His expression told me that he didn't believe me and I felt my heart racing.

"What a pity, they kill our leader and leave you to take the punishment, hardly the actions of a lover. but then I thought Edward was wrong for you. Does it still hurt? Being abandoned I mean. Maybe I can help, put you out of your misery and avenge James' murder in one action. I promise it will be quick, I never approved of James' habit of playing with his food and better that I kill you than Victoria, she can be so vindictive."

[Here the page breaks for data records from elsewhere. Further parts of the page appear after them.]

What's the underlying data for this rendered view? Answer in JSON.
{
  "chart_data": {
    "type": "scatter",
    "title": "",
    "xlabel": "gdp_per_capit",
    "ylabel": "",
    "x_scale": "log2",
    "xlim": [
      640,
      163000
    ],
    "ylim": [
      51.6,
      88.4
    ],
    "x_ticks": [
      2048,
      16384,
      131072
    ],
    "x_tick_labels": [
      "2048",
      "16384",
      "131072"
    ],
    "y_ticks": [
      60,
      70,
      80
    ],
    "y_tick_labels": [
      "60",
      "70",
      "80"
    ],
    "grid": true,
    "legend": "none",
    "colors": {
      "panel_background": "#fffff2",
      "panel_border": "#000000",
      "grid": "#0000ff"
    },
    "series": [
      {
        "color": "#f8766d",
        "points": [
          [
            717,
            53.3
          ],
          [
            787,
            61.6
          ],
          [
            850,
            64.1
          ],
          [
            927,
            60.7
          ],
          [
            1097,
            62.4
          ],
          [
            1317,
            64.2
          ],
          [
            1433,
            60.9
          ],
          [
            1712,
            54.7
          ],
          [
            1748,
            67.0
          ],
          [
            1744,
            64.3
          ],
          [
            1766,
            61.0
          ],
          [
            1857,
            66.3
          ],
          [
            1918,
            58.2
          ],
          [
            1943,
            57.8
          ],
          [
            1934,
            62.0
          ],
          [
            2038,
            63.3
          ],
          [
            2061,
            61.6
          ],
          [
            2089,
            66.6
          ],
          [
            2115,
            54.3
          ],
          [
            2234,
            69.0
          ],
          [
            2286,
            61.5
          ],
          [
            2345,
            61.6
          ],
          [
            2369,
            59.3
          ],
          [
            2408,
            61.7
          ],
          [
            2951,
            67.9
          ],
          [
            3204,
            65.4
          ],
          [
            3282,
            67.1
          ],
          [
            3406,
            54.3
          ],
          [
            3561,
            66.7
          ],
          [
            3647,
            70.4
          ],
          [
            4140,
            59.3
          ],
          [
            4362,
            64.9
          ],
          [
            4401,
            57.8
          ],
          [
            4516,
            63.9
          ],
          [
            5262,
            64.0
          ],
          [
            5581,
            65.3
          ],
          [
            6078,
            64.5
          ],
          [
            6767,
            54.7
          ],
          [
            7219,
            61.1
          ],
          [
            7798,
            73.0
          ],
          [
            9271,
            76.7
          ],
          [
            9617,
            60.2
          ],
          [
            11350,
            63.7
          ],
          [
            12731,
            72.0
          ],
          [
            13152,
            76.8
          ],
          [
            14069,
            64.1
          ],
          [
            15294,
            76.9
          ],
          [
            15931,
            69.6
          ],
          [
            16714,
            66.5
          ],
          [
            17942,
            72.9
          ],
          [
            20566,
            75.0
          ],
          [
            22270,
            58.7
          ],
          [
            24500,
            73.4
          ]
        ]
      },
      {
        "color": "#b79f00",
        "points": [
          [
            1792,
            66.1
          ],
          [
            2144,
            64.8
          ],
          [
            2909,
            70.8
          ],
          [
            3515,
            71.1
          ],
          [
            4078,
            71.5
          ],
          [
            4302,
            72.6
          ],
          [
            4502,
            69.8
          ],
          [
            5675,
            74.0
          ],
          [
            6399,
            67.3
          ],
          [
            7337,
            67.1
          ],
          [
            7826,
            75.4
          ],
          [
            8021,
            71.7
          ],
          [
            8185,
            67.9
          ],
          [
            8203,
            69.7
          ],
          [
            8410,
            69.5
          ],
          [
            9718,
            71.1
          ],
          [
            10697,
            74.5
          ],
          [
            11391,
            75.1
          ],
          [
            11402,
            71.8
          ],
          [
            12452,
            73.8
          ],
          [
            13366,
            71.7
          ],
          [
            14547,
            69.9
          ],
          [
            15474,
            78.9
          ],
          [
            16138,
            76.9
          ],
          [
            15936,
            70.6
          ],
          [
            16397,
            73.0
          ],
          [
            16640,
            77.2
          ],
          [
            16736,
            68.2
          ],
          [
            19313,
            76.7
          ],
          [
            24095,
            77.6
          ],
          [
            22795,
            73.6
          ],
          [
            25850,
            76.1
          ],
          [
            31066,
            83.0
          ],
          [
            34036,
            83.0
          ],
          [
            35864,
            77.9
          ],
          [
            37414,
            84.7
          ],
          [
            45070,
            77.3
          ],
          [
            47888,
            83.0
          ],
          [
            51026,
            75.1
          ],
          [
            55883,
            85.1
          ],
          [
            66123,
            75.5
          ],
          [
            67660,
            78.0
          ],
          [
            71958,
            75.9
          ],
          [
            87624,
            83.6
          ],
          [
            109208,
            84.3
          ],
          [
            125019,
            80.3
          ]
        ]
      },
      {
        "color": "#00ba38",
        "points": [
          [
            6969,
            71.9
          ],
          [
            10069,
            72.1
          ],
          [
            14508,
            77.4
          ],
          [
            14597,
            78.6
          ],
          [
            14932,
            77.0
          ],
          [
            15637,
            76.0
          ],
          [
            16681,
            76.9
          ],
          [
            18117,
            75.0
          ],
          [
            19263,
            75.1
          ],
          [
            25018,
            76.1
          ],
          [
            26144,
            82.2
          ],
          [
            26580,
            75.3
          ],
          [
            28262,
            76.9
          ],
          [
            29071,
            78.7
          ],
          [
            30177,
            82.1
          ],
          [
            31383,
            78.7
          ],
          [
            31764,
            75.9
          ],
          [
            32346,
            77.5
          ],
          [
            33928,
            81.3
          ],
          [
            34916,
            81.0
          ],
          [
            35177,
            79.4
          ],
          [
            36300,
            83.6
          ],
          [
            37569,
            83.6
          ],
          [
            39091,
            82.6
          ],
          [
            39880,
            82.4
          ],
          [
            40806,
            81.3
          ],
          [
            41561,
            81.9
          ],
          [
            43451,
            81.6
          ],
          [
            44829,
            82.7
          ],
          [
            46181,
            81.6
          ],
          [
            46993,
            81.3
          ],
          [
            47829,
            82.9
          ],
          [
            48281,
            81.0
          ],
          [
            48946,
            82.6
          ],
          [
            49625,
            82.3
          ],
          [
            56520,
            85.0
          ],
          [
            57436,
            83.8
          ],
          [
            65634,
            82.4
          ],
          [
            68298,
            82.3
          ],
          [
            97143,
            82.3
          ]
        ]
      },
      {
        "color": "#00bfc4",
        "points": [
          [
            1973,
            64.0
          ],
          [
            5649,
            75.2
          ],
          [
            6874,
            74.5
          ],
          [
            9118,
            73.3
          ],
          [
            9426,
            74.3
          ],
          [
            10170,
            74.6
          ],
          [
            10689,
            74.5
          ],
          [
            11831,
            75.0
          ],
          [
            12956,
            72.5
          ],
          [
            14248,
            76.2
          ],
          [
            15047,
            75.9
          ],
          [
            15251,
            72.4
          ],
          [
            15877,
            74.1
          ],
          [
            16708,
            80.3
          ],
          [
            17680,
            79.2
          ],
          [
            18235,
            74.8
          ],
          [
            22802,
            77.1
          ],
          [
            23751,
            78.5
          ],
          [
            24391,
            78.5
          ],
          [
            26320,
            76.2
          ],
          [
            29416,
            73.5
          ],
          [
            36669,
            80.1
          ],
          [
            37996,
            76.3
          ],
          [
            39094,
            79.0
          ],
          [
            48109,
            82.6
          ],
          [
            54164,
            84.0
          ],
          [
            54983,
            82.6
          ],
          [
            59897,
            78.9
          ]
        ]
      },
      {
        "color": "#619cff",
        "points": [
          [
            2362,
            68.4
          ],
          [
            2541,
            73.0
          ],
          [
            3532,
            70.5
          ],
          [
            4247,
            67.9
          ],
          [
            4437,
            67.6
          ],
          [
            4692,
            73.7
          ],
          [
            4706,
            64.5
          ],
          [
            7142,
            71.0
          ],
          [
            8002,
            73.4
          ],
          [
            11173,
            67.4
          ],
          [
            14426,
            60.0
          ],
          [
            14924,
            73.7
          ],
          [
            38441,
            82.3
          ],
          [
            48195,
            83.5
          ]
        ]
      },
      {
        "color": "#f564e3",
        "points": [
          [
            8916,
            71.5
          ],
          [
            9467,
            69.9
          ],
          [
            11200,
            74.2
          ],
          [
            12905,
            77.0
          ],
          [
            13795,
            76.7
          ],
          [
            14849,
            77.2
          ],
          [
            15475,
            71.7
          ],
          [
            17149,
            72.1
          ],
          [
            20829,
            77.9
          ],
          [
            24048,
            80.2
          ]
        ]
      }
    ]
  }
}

I took a couple of steps backwards but knew it was futile to try to escape, I couldn't outrun a vampire nor could I fight one, so I stopped.

"I didn't kill James, it was his own fault for coming after me."

What was the point of this? I couldn't talk him out of killing me that much was obvious. It was so unfair, if he had found me just a few months ago I would have been glad of his threat, but now…..I wanted to live!

He moved so swiftly that he had my face between his hands before I could blink.

"You smell divine. Don't fight me, Bella, relax and it will be over in a second."

He opened his mouth and I closed my eyes tensing instinctively waiting for the sharp pain as his teeth sliced into the soft flesh of my neck.

Suddenly I found myself flying through the air to land on my back hard enough to knock all the breath out of my body. I could hear snarls and the sound of blows then silence. Had Victoria followed Laurent? Was she determined to take revenge personally for her mate's death? I tried to take in enough air to enable me to move, or scream, not that either would help me much but then strong arms lifted me from the ground and I found myself gazing into a familiar face,

"Peter? Thank God, I thought I was dead."

"I can't leave you alone for a minute, can I? Who was he?"

I turned to look at the pile of still smoking ash,

"Laurent, remember me telling you about James? That was one of his group."

Peter looked around,

"What about the redhead?"

I shrugged,

"I don't think they were together thank goodness."

He grinned,

"Don't you think I could have taken them both? Shame on you Bella. Now come on, let's get you home before any more old acquaintances show up."

My legs were still shaking and he scooped me up and ran, as a result, we were back in the house in seconds but I didn't breath again until the door was closed and only then because Peter was here, my savior!